Mr. Speaker, I welcome the opportunity to speak at third reading of Bill C-292, the Kelowna accord implementation act.
The so-called Kelowna accord is the product of a meeting held more than a year ago of the former prime minister, the provincial and territorial premiers and several national aboriginal leaders.
The actual document that is represented as the accord, what the right hon. member for LaSalle—Émard purports to be a binding commitment of the Government of Canada, is in fact a news release presented by the government of the day at the close of the meeting. The release lists several proposed investments that total more than $5 billion over a period of five years.
Although the former government says that it meant this to be a statement of the amount of money it wished to spend, there was no consensus among participants regarding how the money was to be disbursed. There was no detailed plan on how the government would allocate this new funding and how it would ensure that these resources would be spent wisely and produce measurable results.
Indeed, the provincial and territorial premiers and national aboriginal leaders who attended the Kelowna meeting clearly indicated in subsequent statements that considerably more work was needed to develop specific policies, programs and implementation plans.
The challenges that face aboriginal peoples in our country are simply too daunting to be overcome through unfocused, unaccountable spending. A more considered approach is required if we hope to improve socio-economic conditions and to ensure that aboriginal peoples have a standard of living comparable to that of other Canadians.
Canada's new government has developed and begun to implement precisely this type of approach. It is based on practical solutions, targeted expenditures, clear roles and responsibilities, measurable results and accountability, all fundamental elements of prudent, effective administration.
In the short time this government has been in office, our pragmatic, results based approach has generated tangible results for aboriginal peoples. In fact, the number of achievements is too vast for me to recount in the time that is available to me this evening.
Instead, to illustrate the success of our approach, let me use the last time that the House debated Bill C-292, on October 18, 2006, as a reference point. Let me share with the House just a few examples since that date of how this government has taken concrete steps to begin to improve the quality of life of aboriginal peoples in Canada.

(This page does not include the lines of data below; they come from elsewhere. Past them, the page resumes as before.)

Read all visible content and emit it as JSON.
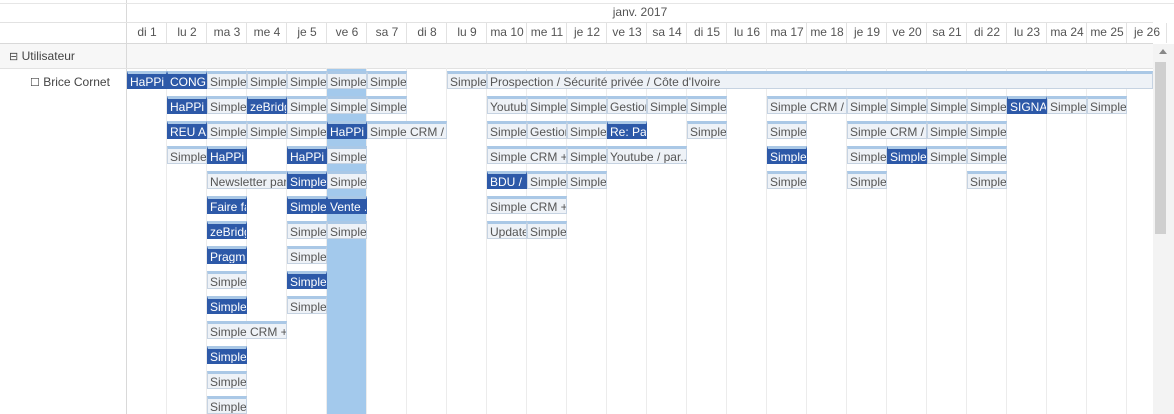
{
  "header": {
    "month": "janv. 2017",
    "days": [
      "di 1",
      "lu 2",
      "ma 3",
      "me 4",
      "je 5",
      "ve 6",
      "sa 7",
      "di 8",
      "lu 9",
      "ma 10",
      "me 11",
      "je 12",
      "ve 13",
      "sa 14",
      "di 15",
      "lu 16",
      "ma 17",
      "me 18",
      "je 19",
      "ve 20",
      "sa 21",
      "di 22",
      "lu 23",
      "ma 24",
      "me 25",
      "je 26"
    ]
  },
  "group": {
    "toggle": "⊟",
    "label": "Utilisateur"
  },
  "user": {
    "toggle": "☐",
    "name": "Brice Cornet"
  },
  "colors": {
    "dark": "#2d59a8",
    "light": "#eef2f7",
    "highlight": "#a3c9ec"
  },
  "events": [
    {
      "day": 0,
      "lane": 0,
      "span": 1,
      "title": "HaPPi ...",
      "dark": true
    },
    {
      "day": 1,
      "lane": 0,
      "span": 1,
      "title": "CONGE",
      "dark": true
    },
    {
      "day": 2,
      "lane": 0,
      "span": 1,
      "title": "Simple"
    },
    {
      "day": 3,
      "lane": 0,
      "span": 1,
      "title": "Simple"
    },
    {
      "day": 4,
      "lane": 0,
      "span": 1,
      "title": "Simple"
    },
    {
      "day": 5,
      "lane": 0,
      "span": 1,
      "title": "Simple"
    },
    {
      "day": 6,
      "lane": 0,
      "span": 1,
      "title": "Simple"
    },
    {
      "day": 8,
      "lane": 0,
      "span": 1,
      "title": "Simple"
    },
    {
      "day": 9,
      "lane": 0,
      "span": 17,
      "title": "Prospection / Sécurité privée / Côte d'Ivoire"
    },
    {
      "day": 1,
      "lane": 1,
      "span": 1,
      "title": "HaPPi ...",
      "dark": true
    },
    {
      "day": 2,
      "lane": 1,
      "span": 1,
      "title": "Simple"
    },
    {
      "day": 3,
      "lane": 1,
      "span": 1,
      "title": "zeBridge",
      "dark": true
    },
    {
      "day": 4,
      "lane": 1,
      "span": 1,
      "title": "Simple"
    },
    {
      "day": 5,
      "lane": 1,
      "span": 1,
      "title": "Simple"
    },
    {
      "day": 6,
      "lane": 1,
      "span": 1,
      "title": "Simple"
    },
    {
      "day": 9,
      "lane": 1,
      "span": 1,
      "title": "Youtube"
    },
    {
      "day": 10,
      "lane": 1,
      "span": 1,
      "title": "Simple"
    },
    {
      "day": 11,
      "lane": 1,
      "span": 1,
      "title": "Simple"
    },
    {
      "day": 12,
      "lane": 1,
      "span": 1,
      "title": "Gestion"
    },
    {
      "day": 13,
      "lane": 1,
      "span": 1,
      "title": "Simple"
    },
    {
      "day": 14,
      "lane": 1,
      "span": 1,
      "title": "Simple"
    },
    {
      "day": 16,
      "lane": 1,
      "span": 2,
      "title": "Simple CRM / ..."
    },
    {
      "day": 18,
      "lane": 1,
      "span": 1,
      "title": "Simple"
    },
    {
      "day": 19,
      "lane": 1,
      "span": 1,
      "title": "Simple"
    },
    {
      "day": 20,
      "lane": 1,
      "span": 1,
      "title": "Simple"
    },
    {
      "day": 21,
      "lane": 1,
      "span": 1,
      "title": "Simple"
    },
    {
      "day": 22,
      "lane": 1,
      "span": 1,
      "title": "SIGNATURE",
      "dark": true
    },
    {
      "day": 23,
      "lane": 1,
      "span": 1,
      "title": "Simple"
    },
    {
      "day": 24,
      "lane": 1,
      "span": 1,
      "title": "Simple"
    },
    {
      "day": 1,
      "lane": 2,
      "span": 1,
      "title": "REU AP",
      "dark": true
    },
    {
      "day": 2,
      "lane": 2,
      "span": 1,
      "title": "Simple"
    },
    {
      "day": 3,
      "lane": 2,
      "span": 1,
      "title": "Simple"
    },
    {
      "day": 4,
      "lane": 2,
      "span": 1,
      "title": "Simple"
    },
    {
      "day": 5,
      "lane": 2,
      "span": 1,
      "title": "HaPPi ...",
      "dark": true
    },
    {
      "day": 6,
      "lane": 2,
      "span": 2,
      "title": "Simple CRM / ..."
    },
    {
      "day": 9,
      "lane": 2,
      "span": 1,
      "title": "Simple"
    },
    {
      "day": 10,
      "lane": 2,
      "span": 1,
      "title": "Gestion"
    },
    {
      "day": 11,
      "lane": 2,
      "span": 1,
      "title": "Simple"
    },
    {
      "day": 12,
      "lane": 2,
      "span": 1,
      "title": "Re: Par",
      "dark": true
    },
    {
      "day": 14,
      "lane": 2,
      "span": 1,
      "title": "Simple"
    },
    {
      "day": 16,
      "lane": 2,
      "span": 1,
      "title": "Simple"
    },
    {
      "day": 18,
      "lane": 2,
      "span": 2,
      "title": "Simple CRM / ..."
    },
    {
      "day": 20,
      "lane": 2,
      "span": 1,
      "title": "Simple"
    },
    {
      "day": 21,
      "lane": 2,
      "span": 1,
      "title": "Simple"
    },
    {
      "day": 1,
      "lane": 3,
      "span": 1,
      "title": "Simple"
    },
    {
      "day": 2,
      "lane": 3,
      "span": 1,
      "title": "HaPPi ...",
      "dark": true
    },
    {
      "day": 4,
      "lane": 3,
      "span": 1,
      "title": "HaPPi ...",
      "dark": true
    },
    {
      "day": 5,
      "lane": 3,
      "span": 1,
      "title": "Simple"
    },
    {
      "day": 9,
      "lane": 3,
      "span": 2,
      "title": "Simple CRM + ..."
    },
    {
      "day": 11,
      "lane": 3,
      "span": 1,
      "title": "Simple"
    },
    {
      "day": 12,
      "lane": 3,
      "span": 2,
      "title": "Youtube / par..."
    },
    {
      "day": 16,
      "lane": 3,
      "span": 1,
      "title": "Simple",
      "dark": true
    },
    {
      "day": 18,
      "lane": 3,
      "span": 1,
      "title": "Simple"
    },
    {
      "day": 19,
      "lane": 3,
      "span": 1,
      "title": "Simple",
      "dark": true
    },
    {
      "day": 20,
      "lane": 3,
      "span": 1,
      "title": "Simple"
    },
    {
      "day": 21,
      "lane": 3,
      "span": 1,
      "title": "Simple"
    },
    {
      "day": 2,
      "lane": 4,
      "span": 2,
      "title": "Newsletter par..."
    },
    {
      "day": 4,
      "lane": 4,
      "span": 1,
      "title": "Simple",
      "dark": true
    },
    {
      "day": 5,
      "lane": 4,
      "span": 1,
      "title": "Simple"
    },
    {
      "day": 9,
      "lane": 4,
      "span": 1,
      "title": "BDU / ...",
      "dark": true
    },
    {
      "day": 10,
      "lane": 4,
      "span": 1,
      "title": "Simple"
    },
    {
      "day": 11,
      "lane": 4,
      "span": 1,
      "title": "Simple"
    },
    {
      "day": 16,
      "lane": 4,
      "span": 1,
      "title": "Simple"
    },
    {
      "day": 18,
      "lane": 4,
      "span": 1,
      "title": "Simple"
    },
    {
      "day": 21,
      "lane": 4,
      "span": 1,
      "title": "Simple"
    },
    {
      "day": 2,
      "lane": 5,
      "span": 1,
      "title": "Faire fa",
      "dark": true
    },
    {
      "day": 4,
      "lane": 5,
      "span": 1,
      "title": "Simple",
      "dark": true
    },
    {
      "day": 5,
      "lane": 5,
      "span": 1,
      "title": "Vente ...",
      "dark": true
    },
    {
      "day": 9,
      "lane": 5,
      "span": 2,
      "title": "Simple CRM + ..."
    },
    {
      "day": 2,
      "lane": 6,
      "span": 1,
      "title": "zeBridge",
      "dark": true
    },
    {
      "day": 4,
      "lane": 6,
      "span": 1,
      "title": "Simple"
    },
    {
      "day": 5,
      "lane": 6,
      "span": 1,
      "title": "Simple"
    },
    {
      "day": 9,
      "lane": 6,
      "span": 1,
      "title": "Update"
    },
    {
      "day": 10,
      "lane": 6,
      "span": 1,
      "title": "Simple"
    },
    {
      "day": 2,
      "lane": 7,
      "span": 1,
      "title": "Pragma",
      "dark": true
    },
    {
      "day": 4,
      "lane": 7,
      "span": 1,
      "title": "Simple"
    },
    {
      "day": 2,
      "lane": 8,
      "span": 1,
      "title": "Simple"
    },
    {
      "day": 4,
      "lane": 8,
      "span": 1,
      "title": "Simple",
      "dark": true
    },
    {
      "day": 2,
      "lane": 9,
      "span": 1,
      "title": "Simple",
      "dark": true
    },
    {
      "day": 4,
      "lane": 9,
      "span": 1,
      "title": "Simple"
    },
    {
      "day": 2,
      "lane": 10,
      "span": 2,
      "title": "Simple CRM + ..."
    },
    {
      "day": 2,
      "lane": 11,
      "span": 1,
      "title": "Simple",
      "dark": true
    },
    {
      "day": 2,
      "lane": 12,
      "span": 1,
      "title": "Simple"
    },
    {
      "day": 2,
      "lane": 13,
      "span": 1,
      "title": "Simple"
    }
  ]
}
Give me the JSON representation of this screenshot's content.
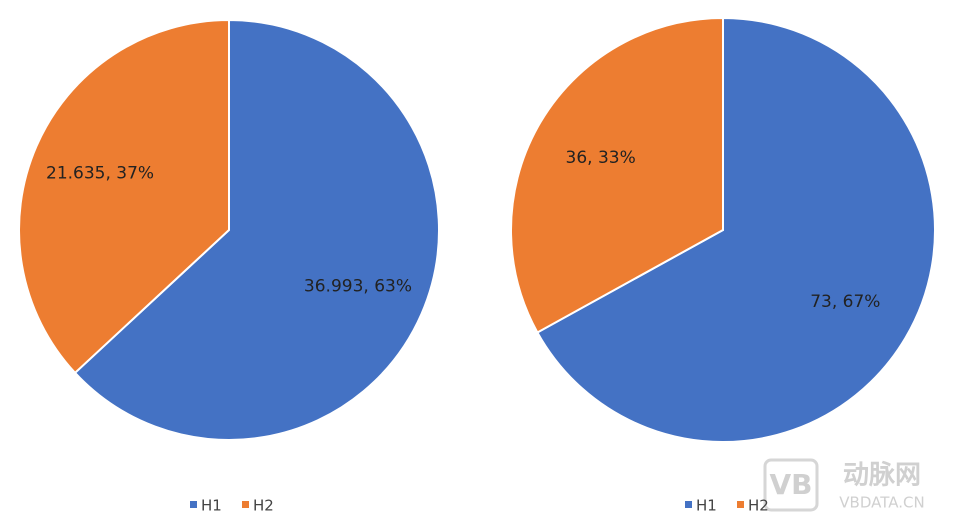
{
  "chart_data": [
    {
      "type": "pie",
      "categories": [
        "H1",
        "H2"
      ],
      "values": [
        36.993,
        21.635
      ],
      "value_labels": [
        "36.993, 63%",
        "21.635, 37%"
      ],
      "colors": [
        "#4472c4",
        "#ed7d31"
      ]
    },
    {
      "type": "pie",
      "categories": [
        "H1",
        "H2"
      ],
      "values": [
        73,
        36
      ],
      "value_labels": [
        "73, 67%",
        "36, 33%"
      ],
      "colors": [
        "#4472c4",
        "#ed7d31"
      ]
    }
  ],
  "watermark": {
    "logo": "动脉网",
    "url": "VBDATA.CN"
  }
}
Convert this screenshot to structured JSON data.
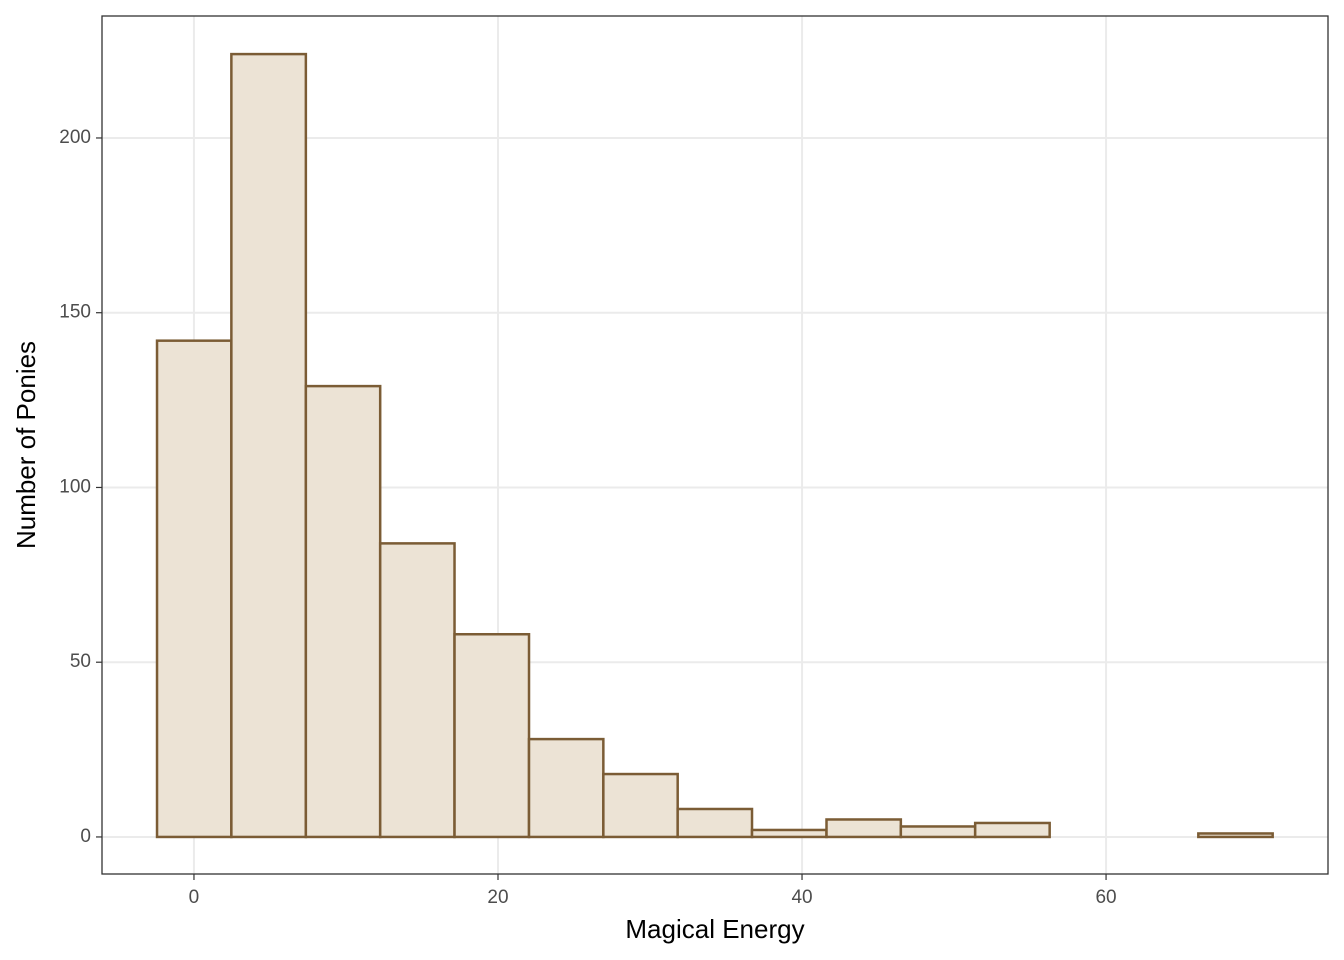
{
  "chart_data": {
    "type": "histogram",
    "x_label": "Magical Energy",
    "y_label": "Number of Ponies",
    "bins": [
      -2.43,
      2.46,
      7.36,
      12.25,
      17.14,
      22.04,
      26.93,
      31.82,
      36.71,
      41.61,
      46.5,
      51.39,
      56.29,
      61.18,
      66.07,
      70.96
    ],
    "counts": [
      142,
      224,
      129,
      84,
      58,
      28,
      18,
      8,
      2,
      5,
      3,
      4,
      0,
      0,
      1
    ],
    "color": "#ece3d5",
    "edge_color": "#7b5c35",
    "xlim": [
      -6.05,
      74.6
    ],
    "ylim": [
      -10.6,
      234.9
    ],
    "xticks": [
      0,
      20,
      40,
      60
    ],
    "yticks": [
      0,
      50,
      100,
      150,
      200
    ],
    "grid": true
  }
}
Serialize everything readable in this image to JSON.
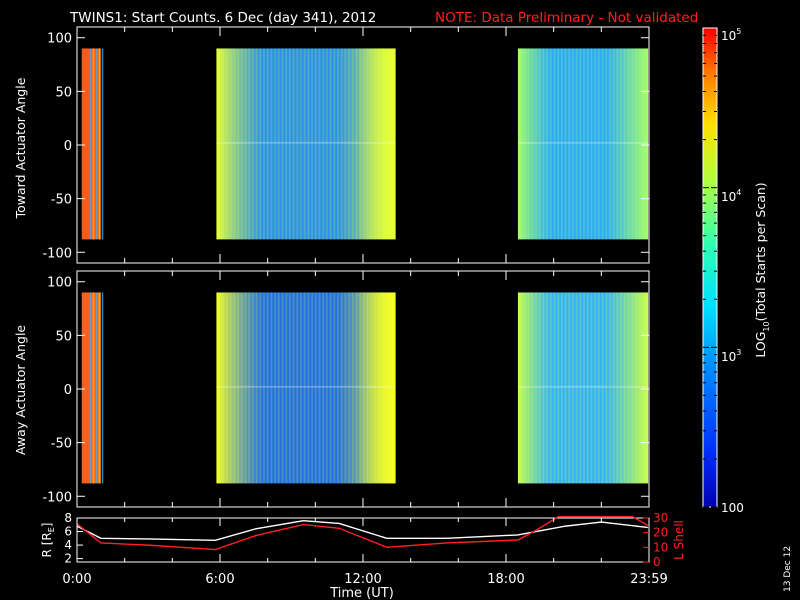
{
  "header": {
    "title": "TWINS1: Start Counts.  6 Dec (day 341), 2012",
    "note": "NOTE: Data Preliminary - Not validated",
    "note_color": "#ff2020"
  },
  "footer": {
    "date_stamp": "13 Dec 12"
  },
  "chart_data": [
    {
      "type": "heatmap",
      "panel": "toward",
      "ylabel": "Toward Actuator Angle",
      "ylim": [
        -110,
        110
      ],
      "yticks": [
        100,
        50,
        0,
        -50,
        -100
      ],
      "xlim": [
        0,
        24
      ],
      "xticks": [
        0,
        6,
        12,
        18,
        24
      ],
      "data_blocks_hours": [
        [
          0.2,
          1.0
        ],
        [
          5.85,
          13.35
        ],
        [
          18.5,
          23.95
        ]
      ],
      "angle_range": [
        -88,
        90
      ],
      "colors": {
        "segment1": "#f85a18",
        "segment2_edges": "#e6ff38",
        "segment2_core": "#1e8cf5",
        "segment3_edges": "#a6ff6a",
        "segment3_core": "#28a8ff"
      }
    },
    {
      "type": "heatmap",
      "panel": "away",
      "ylabel": "Away Actuator Angle",
      "ylim": [
        -110,
        110
      ],
      "yticks": [
        100,
        50,
        0,
        -50,
        -100
      ],
      "xlim": [
        0,
        24
      ],
      "xticks": [
        0,
        6,
        12,
        18,
        24
      ],
      "data_blocks_hours": [
        [
          0.2,
          1.0
        ],
        [
          5.85,
          13.35
        ],
        [
          18.5,
          23.95
        ]
      ],
      "angle_range": [
        -88,
        90
      ],
      "colors": {
        "segment1": "#f86020",
        "segment2_edges": "#f4ff28",
        "segment2_core": "#1468f2",
        "segment3_edges": "#c8ff4c",
        "segment3_core": "#30b0ff"
      }
    },
    {
      "type": "line",
      "panel": "orbit",
      "ylabel_left": "R [R",
      "ylabel_left_sub": "E",
      "ylabel_left_close": "]",
      "ylabel_right": "L Shell",
      "ylim_left": [
        1.5,
        8
      ],
      "yticks_left": [
        2,
        4,
        6,
        8
      ],
      "ylim_right": [
        0,
        30
      ],
      "yticks_right": [
        0,
        10,
        20,
        30
      ],
      "xlabel": "Time (UT)",
      "xticklabels": [
        "0:00",
        "6:00",
        "12:00",
        "18:00",
        "23:59"
      ],
      "series": [
        {
          "axis": "left",
          "color": "#ffffff",
          "x": [
            0,
            1,
            3,
            5.8,
            7.5,
            9.5,
            11,
            13,
            15.5,
            18.5,
            20.5,
            22,
            23.95
          ],
          "y": [
            6.8,
            5.0,
            4.9,
            4.7,
            6.4,
            7.6,
            7.2,
            5.0,
            5.0,
            5.5,
            6.8,
            7.4,
            6.6
          ]
        },
        {
          "axis": "right",
          "color": "#ff2020",
          "x": [
            0,
            1,
            3,
            5.8,
            7.5,
            9.5,
            11,
            13,
            15.5,
            18.5,
            19.3,
            20.2,
            23.3,
            23.95
          ],
          "y": [
            26,
            13,
            11.5,
            8.5,
            18,
            25.5,
            23,
            10,
            13,
            15,
            22,
            31,
            31,
            25
          ]
        }
      ]
    },
    {
      "type": "colorbar",
      "label_main": "LOG",
      "label_sub": "10",
      "label_rest": "(Total Starts per Scan)",
      "range": [
        100,
        100000
      ],
      "tick_base": "10",
      "tick_exponents": [
        "5",
        "4",
        "3"
      ],
      "bottom_label": "100"
    }
  ]
}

On October 20, Bearspaw First Nation in Alberta opened a state of the art water treatment plant. This achievement stems directly from the plan of action to ensure safe water supplies for first nation communities announced by the Minister of Indian Affairs and Northern Development last March.
As the House is no doubt aware, soon after this government came into office we learned that more than 200 first nations communities had drinking water systems that were classified as high risk or worse. To address this crisis, Canada's new government devoted some $450 million to address issues affecting quality of life, including safe drinking water.
In addition to this vital budgetary measure, the minister and the Assembly of First Nations appointed a three member expert panel to provide legislative options for safe drinking water in first nations communities.
On December 7, the minister tabled in the House the expert panel's findings and recommendations, along with a report that outlined progress made on all aspects of the government's plan of action. This includes the removal of several drinking water advisories, improvements to a number of water treatment plants, and increased assistance and training for plant operators. The minister is now considering the panel's recommendations and I expect we will be hearing more on the government's initiative.
Along with helping first nations communities to overcome such crises, this government is working to ensure a brighter long term future for these communities. Indeed, when it comes to land claim settlements, we are living through an extraordinary period of Canadian history, particularly in British Columbia.
In recent months, negotiating teams have achieved a series of unprecedented agreements.
On October 29, federal, provincial and first nations negotiators initialled the Lheidli T'enneh final agreement, the first settlement reached through the British Columbia treaty process.
On December 8, the minister was in Delta, B.C. to attend the initialling of the Tsawwassen First Nation final agreement, the first final agreement for a B.C. first nation whose traditional lands are situated in an urban area.
On December 9, the minister witnessed the initialling of the Maa-nulth First Nations final agreement, the first final agreement in British Columbia that involves more than one first nation community.
I am happy to report that the successful resolution of land claims is not restricted to British Columbia. On December 1, the government signed a land claims agreement with the Inuit of Nunavik resolving a claim over offshore areas in northern Quebec and Labrador that had dragged on for more than 13 years.
Canada's new government has also partnered with first nation groups in Quebec to improve school performance among students from first nations communities in the province.
A landmark memorandum of understanding signed on October 26 will lead to incentives for first nation schools to create stimulating learning environments, enhance teaching quality and improve accountability to parents and students.
Education is also the focus of a historic bill that received royal assent on December 12 of last year. The First Nations Jurisdiction over Education in British Columbia Act will enable first nations communities in B.C. to assume increasingly greater control over on reserve education. It is an important step in ensuring first nation students receive a high quality education that respects their languages, cultures and traditions.
On December 13, our new government introduced in the House another significant piece of legislation: Bill C-44. By repealing section 67 of the Canadian Human Rights Act, the bill would ensure that all members of first nations communities will have the legal authority to defend their human rights, a power that all Canadians should be entitled to enjoy.
Despite these and other significant achievements, I readily concede that much work remains to be done to ensure that aboriginal peoples have living standards comparable to those of other Canadians. Both the Prime Minister and the Minister of Indian Affairs and Northern Development recognize this fact but action to help aboriginal peoples achieve this objective does not come from legislation based on a news release presented at the close of a meeting.
Genuine progress is difficult. It requires clear thinking, diligent effort, patience and collaboration. Canada's new government will continue to work in concert with our aboriginal, provincial and territorial partners to achieve this progress. Together, we will create practical solutions. We will allocate appropriate funds. We will establish clear roles and responsibilities. We will set goals and we will achieve them.
Accordingly, I will be voting against Bill C-292 and I urge my colleagues to do the same.